Arkin was wearing a white cowboy hat from his Pan Galactican days.  It was pulled forward and down enough to make him look angry when he glared directly into your eyes.  Or, rather, one real eye and one prosthetic.  Tron blinked his real eye.

“I have every confidence in you, my friend.  You started the Lady Knights from scratch.  You designed and built the first White Sword Corsairs.  You recruited all the best female star pilots that the stupid Imperium wouldn’t even look at.  You fought the Faceless Horde for a decade and never really lost a battle.”

“We didn’t lose because when we didn’t have overwhelming odds in our favor, we ran away like cowards.”

“You were a privateer, for gawd’s sakes,” swore Tron with a rather lame swear.  “You never swore an oath to die in battle for old Tang when all you stood to get out of it was what money and tech you could loot from the enemy.  And those Faceless Scondians didn’t have anything we could use once we looted it.”

“You didn’t swear an oath either Tron, and you lost an eye and nearly lost your beloved Maggie.  Razor Conn lost his entire goddam home planet, along with all of his family.”

“But you do have to admit, we were all space warriors from birth.  We did it because it was what we were born to do.  Scondians and Imperials be damned!”

“Yeah, I suppose you have a point.  You designed and created Pinwheel Corsairs, and old Razor made the first Blackhawks.”

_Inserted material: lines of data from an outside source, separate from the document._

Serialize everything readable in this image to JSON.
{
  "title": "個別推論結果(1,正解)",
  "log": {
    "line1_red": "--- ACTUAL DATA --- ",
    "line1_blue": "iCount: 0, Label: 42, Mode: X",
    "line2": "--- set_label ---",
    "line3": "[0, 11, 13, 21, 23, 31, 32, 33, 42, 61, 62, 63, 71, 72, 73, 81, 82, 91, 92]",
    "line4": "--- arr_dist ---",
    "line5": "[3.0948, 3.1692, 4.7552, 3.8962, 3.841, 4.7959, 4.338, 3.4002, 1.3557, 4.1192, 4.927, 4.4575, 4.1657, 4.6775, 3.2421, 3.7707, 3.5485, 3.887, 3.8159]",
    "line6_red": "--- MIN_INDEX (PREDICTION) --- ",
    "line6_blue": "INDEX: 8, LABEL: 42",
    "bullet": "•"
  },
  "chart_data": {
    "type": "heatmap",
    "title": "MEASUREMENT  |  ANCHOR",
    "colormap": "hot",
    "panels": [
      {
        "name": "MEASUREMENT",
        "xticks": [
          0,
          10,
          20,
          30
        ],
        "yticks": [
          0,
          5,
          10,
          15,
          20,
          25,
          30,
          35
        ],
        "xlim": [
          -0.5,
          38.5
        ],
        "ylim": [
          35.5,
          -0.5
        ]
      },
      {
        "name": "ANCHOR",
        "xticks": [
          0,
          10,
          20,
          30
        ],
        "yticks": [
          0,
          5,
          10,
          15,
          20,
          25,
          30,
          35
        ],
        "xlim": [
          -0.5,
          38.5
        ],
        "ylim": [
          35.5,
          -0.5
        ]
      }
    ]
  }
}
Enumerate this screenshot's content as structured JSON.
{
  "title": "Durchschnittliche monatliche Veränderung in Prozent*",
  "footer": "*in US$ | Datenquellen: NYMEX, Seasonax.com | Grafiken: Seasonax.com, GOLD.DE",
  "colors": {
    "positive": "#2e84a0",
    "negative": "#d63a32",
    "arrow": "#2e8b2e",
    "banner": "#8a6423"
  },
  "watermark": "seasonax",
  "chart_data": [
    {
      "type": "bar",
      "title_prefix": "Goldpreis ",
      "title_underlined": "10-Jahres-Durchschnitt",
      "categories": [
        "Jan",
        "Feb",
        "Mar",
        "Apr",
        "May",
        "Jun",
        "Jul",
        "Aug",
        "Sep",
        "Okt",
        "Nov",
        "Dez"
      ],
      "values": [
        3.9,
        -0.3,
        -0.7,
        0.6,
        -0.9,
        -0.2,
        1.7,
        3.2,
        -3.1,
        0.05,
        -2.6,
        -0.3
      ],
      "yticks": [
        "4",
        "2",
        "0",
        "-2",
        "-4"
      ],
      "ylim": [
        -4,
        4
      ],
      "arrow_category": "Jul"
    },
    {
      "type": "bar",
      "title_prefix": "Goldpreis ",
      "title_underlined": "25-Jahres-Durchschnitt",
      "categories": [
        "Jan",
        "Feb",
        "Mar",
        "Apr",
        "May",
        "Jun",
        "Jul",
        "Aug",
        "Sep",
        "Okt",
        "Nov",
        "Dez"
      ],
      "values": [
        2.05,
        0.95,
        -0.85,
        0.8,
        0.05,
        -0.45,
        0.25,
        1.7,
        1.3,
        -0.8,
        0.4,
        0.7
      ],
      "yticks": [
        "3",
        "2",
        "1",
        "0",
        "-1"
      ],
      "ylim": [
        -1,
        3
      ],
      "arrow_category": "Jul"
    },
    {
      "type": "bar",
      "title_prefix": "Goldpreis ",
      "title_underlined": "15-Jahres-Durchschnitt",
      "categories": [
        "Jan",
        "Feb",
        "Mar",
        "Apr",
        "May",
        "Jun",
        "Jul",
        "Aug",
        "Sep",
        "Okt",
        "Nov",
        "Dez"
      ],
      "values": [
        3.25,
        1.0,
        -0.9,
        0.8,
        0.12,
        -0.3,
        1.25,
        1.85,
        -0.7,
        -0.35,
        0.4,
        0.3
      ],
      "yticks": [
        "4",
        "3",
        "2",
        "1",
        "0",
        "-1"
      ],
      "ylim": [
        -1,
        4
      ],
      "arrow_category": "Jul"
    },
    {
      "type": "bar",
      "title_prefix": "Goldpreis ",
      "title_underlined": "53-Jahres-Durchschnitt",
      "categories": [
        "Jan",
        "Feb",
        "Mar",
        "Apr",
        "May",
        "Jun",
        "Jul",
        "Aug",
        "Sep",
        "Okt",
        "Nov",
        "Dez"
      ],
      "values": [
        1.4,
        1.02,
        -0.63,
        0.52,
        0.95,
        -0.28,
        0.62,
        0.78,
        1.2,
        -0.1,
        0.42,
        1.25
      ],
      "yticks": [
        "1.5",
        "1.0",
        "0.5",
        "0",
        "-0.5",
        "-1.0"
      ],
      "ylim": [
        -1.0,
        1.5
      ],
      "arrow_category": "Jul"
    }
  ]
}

“We put together some really fine fighting forces, didn’t we?  You with Apache Scout and Tabitha Blue -Arrow, me with King Killer, Elvis the Cruel, and Scheherazade.”

“Now, right there is one of the things that worries me most.  We were in the middle of a life-and-death fight when we picked out the cream of the cream.  These alien rookie-things that are supposed to fill our new fleets… I mean, can King possibly train them in simulators to a point where they will survive a first battle with the fleets of the Imperium when we face Admiral Tang?”

“You know I believe in King Killer.”

“But these green alien troops?  Rock men?  Squid men?  Goofy-looking, big-finger men?”

“Well, if humans can do it…”

“But these alien pilots can’t.  They do fine in the simulators, but then they get into a starship made with Ancient technology, and the first thing they do is crash into each other, blow up the ships, and die a horrible death.”

“Well, the humans from Don’t Go Here…”

“…Can’t fly worth snergle poop either!”

“But the original crew of Megadeath…” 

“Have you talked to those morons in person, Tron?  They are the dumbest collection of numb-noggins in the universe!  And that Vince Niell!  He is a pilot only because his ship does most of the hard flying for him.”

“So, what you are saying is…  our rookies are all too smart to be piloting these Ancient-tech starships?  We need to be training them to be dumber and let the ships do the hard parts?”

“Hmm… now that you mention it, that is sorta the one thing we haven’t tried yet.  We need to train them to empty their minds and not overthink things.  Let the starship do its own thing?”

Both Tron and Arkin stared at each other in horror at the revelation.  They had been going about it totally wrong.  Pick dumber guys as pilots.  Tell them to think less and let the ship itself do more.  Could it really be that simple?

Of course not!  Are you dense, dear reader? They merely thought it was that simple.